My hand flew out. “Wait—”

“I tried it earlier. It’s fine.” Isaac gave a demonstrative stamp. Not even a groan from the ice—just a heavy thunk, like oak hitting oak. He walked out onto the river.

“Isaac, wait!”

His steps slowed. He halted by an arm of driftwood thrust out from the ice plane, a dark spar like a ship’s mast. He glanced over his shoulder. “What?”

“It gets thinner in the center. There are currents under there. You want this trip to have a body count?”

“Come on,” he said. “It’s got to be a foot of ice out here.” He had that look in his eye. The feverish delight of acting out. The adrenaline of it. He didn’t move away from the driftwood. “Stop looking at my feet.”

“What if it breaks?”

He shrugged. “It won’t.”

“You don’t know that.”

“No, I know.”

I shook my head. “Why don’t you take care of yourself, huh?”

Isaac’s head tilted.

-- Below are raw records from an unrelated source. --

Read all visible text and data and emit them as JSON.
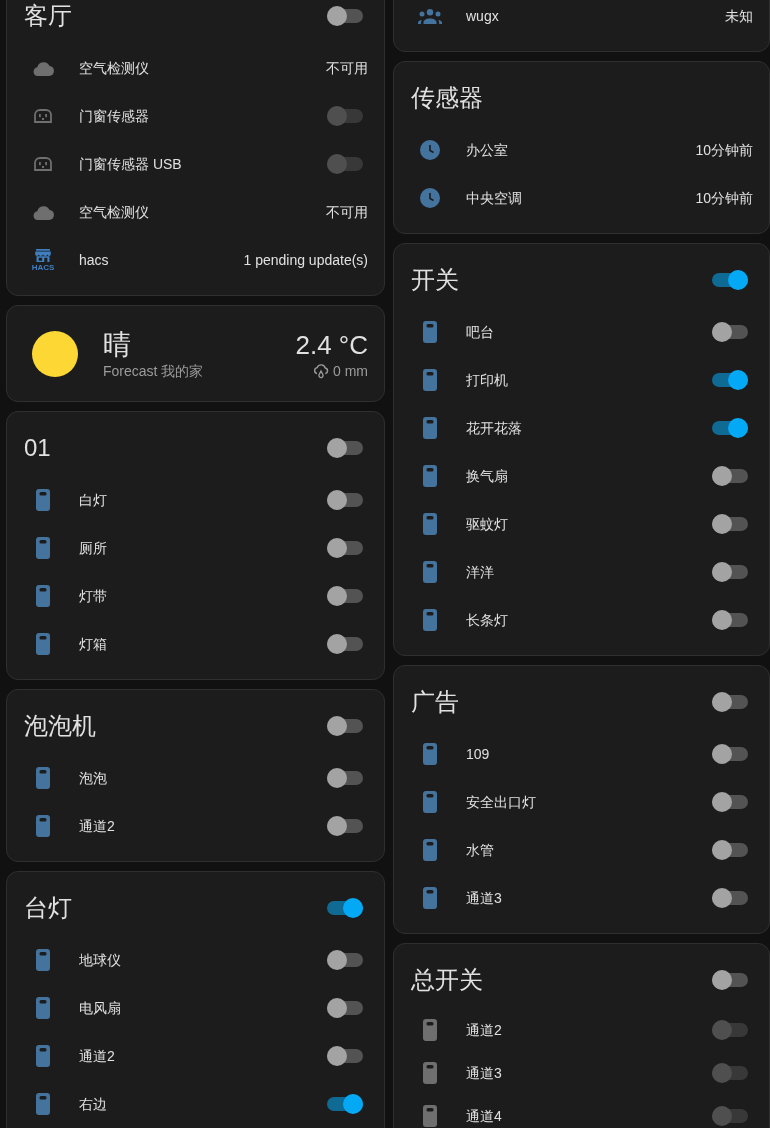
{
  "columns": [
    {
      "cards": [
        {
          "kind": "entities",
          "title": "客厅",
          "header_toggle": {
            "on": false
          },
          "rows": [
            {
              "kind": "air",
              "name": "空气检测仪",
              "value": "不可用",
              "disabled": true
            },
            {
              "kind": "outlet",
              "name": "门窗传感器",
              "on": false,
              "disabled": true
            },
            {
              "kind": "outlet",
              "name": "门窗传感器 USB",
              "on": false,
              "disabled": true
            },
            {
              "kind": "air",
              "name": "空气检测仪",
              "value": "不可用",
              "disabled": true
            },
            {
              "kind": "update",
              "name": "hacs",
              "logo": "HACS",
              "value": "1 pending update(s)",
              "disabled": false
            }
          ]
        },
        {
          "kind": "weather",
          "condition": "晴",
          "subtitle": "Forecast 我的家",
          "temperature": "2.4 °C",
          "precipitation": "0 mm"
        },
        {
          "kind": "entities",
          "title": "01",
          "header_toggle": {
            "on": false
          },
          "rows": [
            {
              "kind": "switch",
              "name": "白灯",
              "on": false,
              "disabled": false
            },
            {
              "kind": "switch",
              "name": "厕所",
              "on": false,
              "disabled": false
            },
            {
              "kind": "switch",
              "name": "灯带",
              "on": false,
              "disabled": false
            },
            {
              "kind": "switch",
              "name": "灯箱",
              "on": false,
              "disabled": false
            }
          ]
        },
        {
          "kind": "entities",
          "title": "泡泡机",
          "header_toggle": {
            "on": false
          },
          "rows": [
            {
              "kind": "switch",
              "name": "泡泡",
              "on": false,
              "disabled": false
            },
            {
              "kind": "switch",
              "name": "通道2",
              "on": false,
              "disabled": false
            }
          ]
        },
        {
          "kind": "entities",
          "title": "台灯",
          "header_toggle": {
            "on": true
          },
          "rows": [
            {
              "kind": "switch",
              "name": "地球仪",
              "on": false,
              "disabled": false
            },
            {
              "kind": "switch",
              "name": "电风扇",
              "on": false,
              "disabled": false
            },
            {
              "kind": "switch",
              "name": "通道2",
              "on": false,
              "disabled": false
            },
            {
              "kind": "switch",
              "name": "右边",
              "on": true,
              "disabled": false
            }
          ]
        }
      ]
    },
    {
      "cards": [
        {
          "kind": "entities",
          "rows": [
            {
              "kind": "group",
              "name": "wugx",
              "value": "未知",
              "disabled": false
            }
          ]
        },
        {
          "kind": "entities",
          "title": "传感器",
          "rows": [
            {
              "kind": "time",
              "name": "办公室",
              "value": "10分钟前",
              "disabled": false
            },
            {
              "kind": "time",
              "name": "中央空调",
              "value": "10分钟前",
              "disabled": false
            }
          ]
        },
        {
          "kind": "entities",
          "title": "开关",
          "header_toggle": {
            "on": true
          },
          "rows": [
            {
              "kind": "switch",
              "name": "吧台",
              "on": false,
              "disabled": false
            },
            {
              "kind": "switch",
              "name": "打印机",
              "on": true,
              "disabled": false
            },
            {
              "kind": "switch",
              "name": "花开花落",
              "on": true,
              "disabled": false
            },
            {
              "kind": "switch",
              "name": "换气扇",
              "on": false,
              "disabled": false
            },
            {
              "kind": "switch",
              "name": "驱蚊灯",
              "on": false,
              "disabled": false
            },
            {
              "kind": "switch",
              "name": "洋洋",
              "on": false,
              "disabled": false
            },
            {
              "kind": "switch",
              "name": "长条灯",
              "on": false,
              "disabled": false
            }
          ]
        },
        {
          "kind": "entities",
          "title": "广告",
          "header_toggle": {
            "on": false
          },
          "rows": [
            {
              "kind": "switch",
              "name": "109",
              "on": false,
              "disabled": false
            },
            {
              "kind": "switch",
              "name": "安全出口灯",
              "on": false,
              "disabled": false
            },
            {
              "kind": "switch",
              "name": "水管",
              "on": false,
              "disabled": false
            },
            {
              "kind": "switch",
              "name": "通道3",
              "on": false,
              "disabled": false
            }
          ]
        },
        {
          "kind": "entities",
          "title": "总开关",
          "header_toggle": {
            "on": false
          },
          "rows": [
            {
              "kind": "switch",
              "name": "通道2",
              "on": false,
              "disabled": true
            },
            {
              "kind": "switch",
              "name": "通道3",
              "on": false,
              "disabled": true
            },
            {
              "kind": "switch",
              "name": "通道4",
              "on": false,
              "disabled": true
            }
          ]
        }
      ]
    }
  ]
}
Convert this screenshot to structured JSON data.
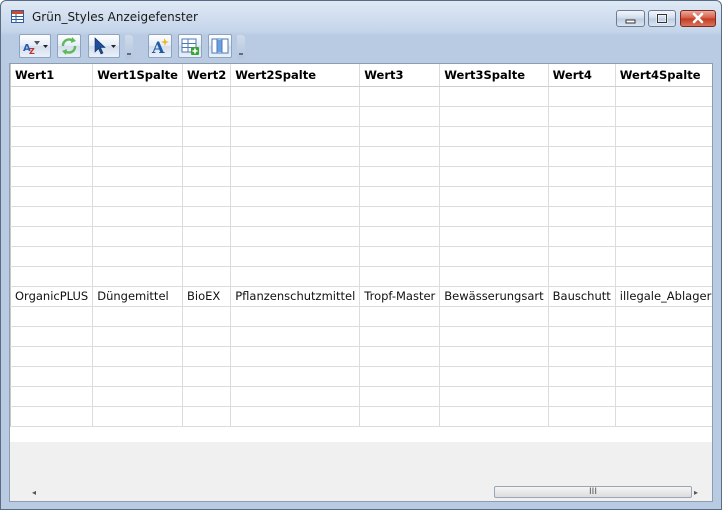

He looked uncomprehending. A bit of lostness around the angle of his brow.

The wind had picked up again. Loose snow was eddying around his feet. I pictured the ice rupturing, a dark gash of river opening wide.

“Come on,” I said. My voice was quiet, but he could hear just fine. We were locked in a snow globe together. “We can go inside,” I said. “It’s cold.”

He took a halting step my way. Then another. The ice creaked as he approached. The wind picked up as he crossed the lip of the river, mounting the bank. He stopped in front of me.

“Okay,” he said. “I didn’t think it . . . I don’t know.”

You’re a runner, I wanted to say. I’m a runner too. Rather sprint for the hills than hold on to something you can’t figure out.

I said, “It’s all right,” and we headed back for Jon’s house, the oasis of light shimmering in the blue-dark snow.